Nov. 6 (Bloomberg) -- An ex-Pennsylvania State University defensive coordinator under football Coach Joe Paterno was charged with sexually assaulting boys, and two school officials were accused of lying to a grand jury about what they knew of the incidents.
Gerald “Jerry” Sandusky, 67, of State College, Pennsylvania, was released on $100,000 unsecured bail yesterday after appearing on charges involving sexual abuse of children while he was founder of Second Mile, a charitable organization that operates programs for young people. The charges involve sexual assaults or advances on eight boys from 1994 to 2009, according to Pennsylvania Attorney General Linda Kelly.
Penn State Athletics Director Timothy Curley, 57, and Senior Vice President Charles Schultz, 62, who oversaw the university police, were charged with failing to report the allegations as well as perjury, Kelly said. They are scheduled to surrender tomorrow in Harrisburg, Pennsylvania, she said.
“This is a case about a sexual predator who used his position within the university and community to repeatedly prey on young boys,” Kelly said in a statement. “It is also a case about high-ranking university officials who allegedly failed to report the sexual assault of a young boy after the information was brought to their attention, and later made false statements to a grand jury that was investigating a series of assaults on young boys.”
All the boys came to know Sandusky through the Second Mile program, which had camps on the Penn State campus, Kelly said. One victim told the grand jury the advances began as “back cracking” and rubbing when he was 11 or 12 years old and later escalated to sex acts during overnight visits at Sandusky’s home.
Sandusky has been aware of the allegations for three years, his attorney Joe Amendola said after yesterday’s court appearance. The investigation began in 2009 after the victim’s mother reported allegations of sexual assault to officials at her son’s high school.
“He’s shaky as you can imagine being a 67-year-old never having to face criminal charges in his life,” Amendola said of Sandusky. “Having the distinguished career he had, these are very serious allegations.”
Curley and Schultz allegedly received a first-hand report of a 2002 sexual attack by Sandusky on a boy in the Penn State locker room showers and failed to report the incident, Kelly said.

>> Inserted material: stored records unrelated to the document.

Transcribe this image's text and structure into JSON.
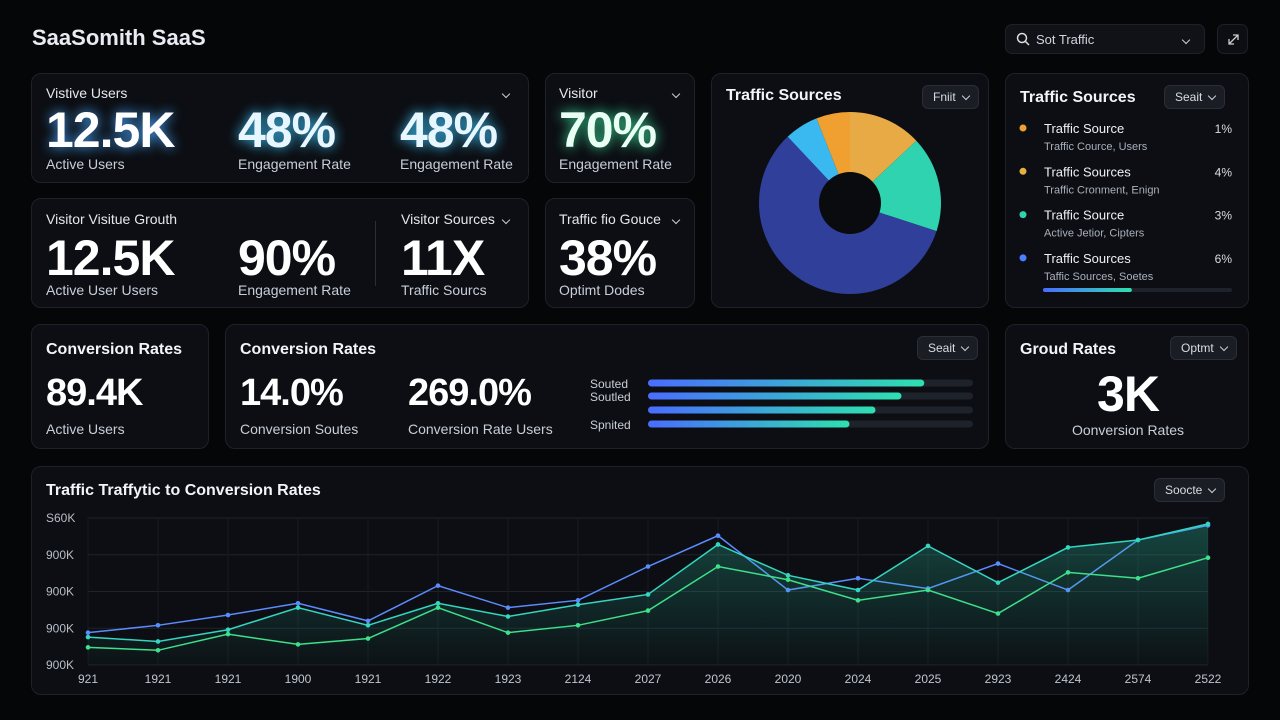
{
  "header": {
    "title": "SaaSomith SaaS",
    "search": "Sot Traffic"
  },
  "row1": {
    "card1": {
      "title": "Vistive Users",
      "metrics": [
        {
          "value": "12.5K",
          "label": "Active Users"
        },
        {
          "value": "48%",
          "label": "Engagement Rate"
        },
        {
          "value": "48%",
          "label": "Engagement Rate"
        }
      ]
    },
    "card2": {
      "title": "Visitor",
      "metric": {
        "value": "70%",
        "label": "Engagement Rate"
      }
    }
  },
  "row2": {
    "card3": {
      "title": "Visitor Visitue Grouth",
      "metrics": [
        {
          "value": "12.5K",
          "label": "Active User Users"
        },
        {
          "value": "90%",
          "label": "Engagement Rate"
        }
      ],
      "title2": "Visitor Sources",
      "metric2": {
        "value": "11X",
        "label": "Traffic Sourcs"
      }
    },
    "card4": {
      "title": "Traffic fio Gouce",
      "metric": {
        "value": "38%",
        "label": "Optimt Dodes"
      }
    }
  },
  "pie_card": {
    "title": "Traffic Sources",
    "dropdown": "Fniit"
  },
  "traffic_list": {
    "title": "Traffic Sources",
    "dropdown": "Seait",
    "items": [
      {
        "name": "Traffic Source",
        "sub": "Traffic Cource, Users",
        "pct": "1%",
        "color": "#f0a030"
      },
      {
        "name": "Traffic Sources",
        "sub": "Traffic Cronment, Enign",
        "pct": "4%",
        "color": "#e8b040"
      },
      {
        "name": "Traffic Source",
        "sub": "Active Jetior, Cipters",
        "pct": "3%",
        "color": "#2fd3b0"
      },
      {
        "name": "Traffic Sources",
        "sub": "Taffic Sources, Soetes",
        "pct": "6%",
        "color": "#4a7fff"
      }
    ],
    "progress": 47
  },
  "conv_small": {
    "title": "Conversion Rates",
    "value": "89.4K",
    "label": "Active Users"
  },
  "conv_big": {
    "title": "Conversion Rates",
    "dropdown": "Seait",
    "metrics": [
      {
        "value": "14.0%",
        "label": "Conversion Soutes"
      },
      {
        "value": "269.0%",
        "label": "Conversion Rate Users"
      }
    ]
  },
  "groud": {
    "title": "Groud Rates",
    "dropdown": "Optmt",
    "value": "3K",
    "label": "Oonversion Rates"
  },
  "line_card": {
    "title": "Traffic Traffytic to Conversion Rates",
    "dropdown": "Soocte"
  },
  "chart_data": [
    {
      "type": "pie",
      "values": [
        13,
        17,
        58,
        6,
        6
      ],
      "colors": [
        "#e8aa45",
        "#2fd3b0",
        "#2f3f9a",
        "#3ab8f0",
        "#f0a030"
      ]
    },
    {
      "type": "bar",
      "categories": [
        "Souted",
        "Soutled",
        null,
        "Spnited"
      ],
      "values": [
        85,
        78,
        70,
        62
      ],
      "xlim": [
        0,
        100
      ]
    },
    {
      "type": "line",
      "categories": [
        "921",
        "1921",
        "1921",
        "1900",
        "1921",
        "1922",
        "1923",
        "2124",
        "2027",
        "2026",
        "2020",
        "2024",
        "2025",
        "2923",
        "2424",
        "2574",
        "2522"
      ],
      "series": [
        {
          "color": "#5b8cff",
          "values": [
            22,
            27,
            34,
            42,
            30,
            54,
            39,
            44,
            67,
            88,
            51,
            59,
            52,
            69,
            51,
            85,
            95
          ]
        },
        {
          "color": "#33d6c0",
          "values": [
            19,
            16,
            24,
            39,
            27,
            42,
            33,
            41,
            48,
            82,
            61,
            51,
            81,
            56,
            80,
            85,
            96
          ]
        },
        {
          "color": "#3ee08a",
          "values": [
            12,
            10,
            21,
            14,
            18,
            39,
            22,
            27,
            37,
            67,
            58,
            44,
            51,
            35,
            63,
            59,
            73
          ]
        }
      ],
      "ylim": [
        0,
        100
      ],
      "yticks": [
        {
          "value": 100,
          "label": "S60K"
        },
        {
          "value": 75,
          "label": "900K"
        },
        {
          "value": 50,
          "label": "900K"
        },
        {
          "value": 25,
          "label": "900K"
        },
        {
          "value": 0,
          "label": "900K"
        }
      ],
      "grid": true
    }
  ]
}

“One of the most compelling and disturbing pieces of testimony in this investigation came from an eyewitness to a late-night sexual assault that allegedly occurred in March of 2002, in the locker room of the Lasch Football Building on the University Park Campus,” Kelly said. “Hearing what sounded like sexual activity in the showers of a building that was supposed to be empty, a graduate assistant reportedly observed Sandusky sexually assaulting a naked boy who appeared to be about 10 years old.”

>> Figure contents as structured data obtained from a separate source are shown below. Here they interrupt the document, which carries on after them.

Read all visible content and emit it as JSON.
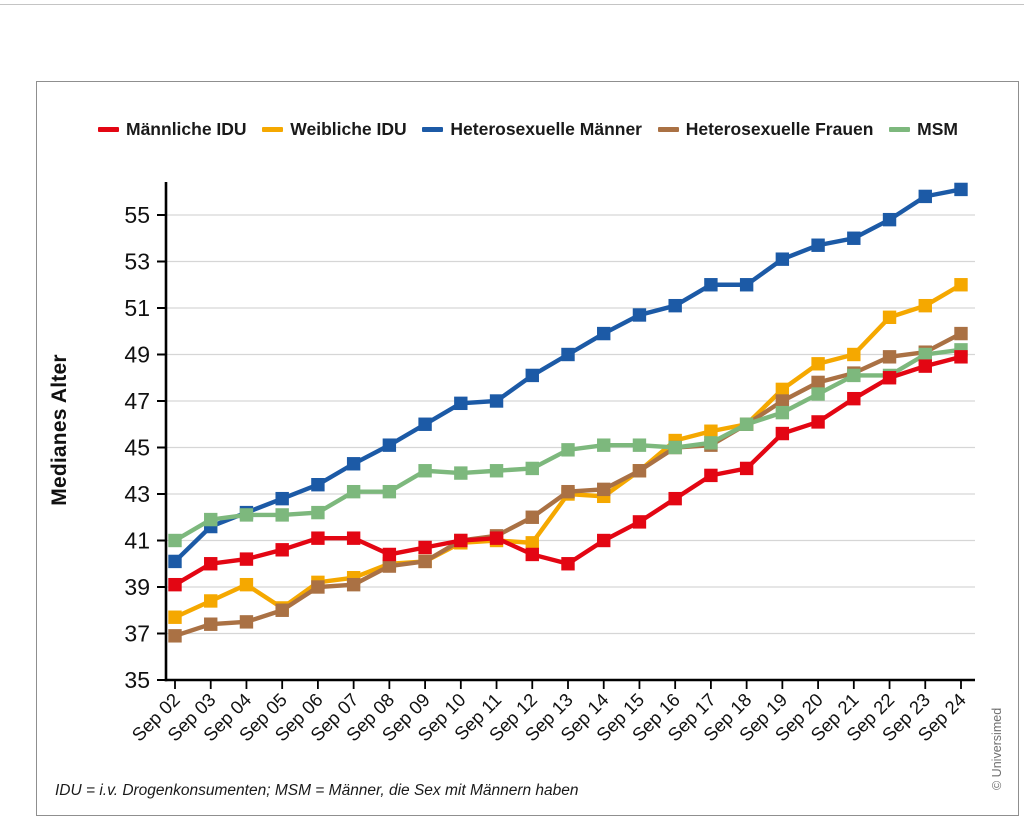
{
  "footnote": "IDU = i.v. Drogenkonsumenten; MSM = Männer, die Sex mit Männern haben",
  "credit": "© Universimed",
  "chart_data": {
    "type": "line",
    "title": "",
    "xlabel": "",
    "ylabel": "Medianes Alter",
    "ylim": [
      35,
      56.5
    ],
    "yticks": [
      35,
      37,
      39,
      41,
      43,
      45,
      47,
      49,
      51,
      53,
      55
    ],
    "grid": true,
    "legend_position": "top",
    "marker": "square",
    "categories": [
      "Sep 02",
      "Sep 03",
      "Sep 04",
      "Sep 05",
      "Sep 06",
      "Sep 07",
      "Sep 08",
      "Sep 09",
      "Sep 10",
      "Sep 11",
      "Sep 12",
      "Sep 13",
      "Sep 14",
      "Sep 15",
      "Sep 16",
      "Sep 17",
      "Sep 18",
      "Sep 19",
      "Sep 20",
      "Sep 21",
      "Sep 22",
      "Sep 23",
      "Sep 24"
    ],
    "series": [
      {
        "name": "Männliche IDU",
        "color": "#e30613",
        "values": [
          39.1,
          40.0,
          40.2,
          40.6,
          41.1,
          41.1,
          40.4,
          40.7,
          41.0,
          41.1,
          40.4,
          40.0,
          41.0,
          41.8,
          42.8,
          43.8,
          44.1,
          45.6,
          46.1,
          47.1,
          48.0,
          48.5,
          48.9
        ]
      },
      {
        "name": "Weibliche IDU",
        "color": "#f5a800",
        "values": [
          37.7,
          38.4,
          39.1,
          38.1,
          39.2,
          39.4,
          40.0,
          40.1,
          40.9,
          41.0,
          40.9,
          43.0,
          42.9,
          44.0,
          45.3,
          45.7,
          46.0,
          47.5,
          48.6,
          49.0,
          50.6,
          51.1,
          52.0
        ]
      },
      {
        "name": "Heterosexuelle Männer",
        "color": "#1c5aa6",
        "values": [
          40.1,
          41.6,
          42.2,
          42.8,
          43.4,
          44.3,
          45.1,
          46.0,
          46.9,
          47.0,
          48.1,
          49.0,
          49.9,
          50.7,
          51.1,
          52.0,
          52.0,
          53.1,
          53.7,
          54.0,
          54.8,
          55.8,
          56.1
        ]
      },
      {
        "name": "Heterosexuelle Frauen",
        "color": "#aa7144",
        "values": [
          36.9,
          37.4,
          37.5,
          38.0,
          39.0,
          39.1,
          39.9,
          40.1,
          41.0,
          41.2,
          42.0,
          43.1,
          43.2,
          44.0,
          45.0,
          45.1,
          46.0,
          47.0,
          47.8,
          48.2,
          48.9,
          49.1,
          49.9
        ]
      },
      {
        "name": "MSM",
        "color": "#7db87d",
        "values": [
          41.0,
          41.9,
          42.1,
          42.1,
          42.2,
          43.1,
          43.1,
          44.0,
          43.9,
          44.0,
          44.1,
          44.9,
          45.1,
          45.1,
          45.0,
          45.2,
          46.0,
          46.5,
          47.3,
          48.1,
          48.1,
          49.0,
          49.2
        ]
      }
    ]
  }
}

The graduate assistant first reported the incident to Paterno, who went to Curley. He then met with Curley and Schultz, senior vice president for finance and business.
“Despite a powerful eyewitness statement about the sexual assault of a child, this incident was not reported to any law enforcement or child protective agency, as required by Pennsylvania law,” Kelly said.
Predator Walked Free
Instead, Curley and Schultz told Sandusky he was banned from bringing any Second Mile children to the football building.
“The failure of top university officials to act on reports of Sandusky’s alleged sexual misconduct, even after it was reported to them in graphic detail by an eyewitness, allowed a predator to walk free for years -- continuing to target new victims,” Kelly said.
University President Graham Spanier said Curley and Schultz have his “unconditional support,” according to the university website Live.
Sandusky, who played for Paterno’s Nittany Lions, was assistant coach from 1969 until his retirement at the end of the 1999 season. He had been considered the heir apparent upon the retirement of Paterno, who at 84, is still coaching.
“I am confident the record will show that these charges are groundless and that they conducted themselves professionally and appropriately,” Spanier said, while acknowledging the allegations against Sandusky are “troubling.”
Schultz “is innocent of all charges,” attorney Tom Farrell said on the website. “We believe in the legal system and we believe it will vindicate him.”
Curley “will vigorously challenge the charges in court, and we are confident he will be exonerated,” attorney Caroline Roberto said in a website statement.
Sandusky is charged with seven felony counts of involuntary sex, as well as charges of aggravated indecent assault, unlawful contact with a minor, endangering the welfare of a child, and corruption of minors, according to the attorney general’s office.
Curley and Schultz are each charged with one count of perjury, along with one count each of failure to report under the Child Protective Services Law, prosecutors said.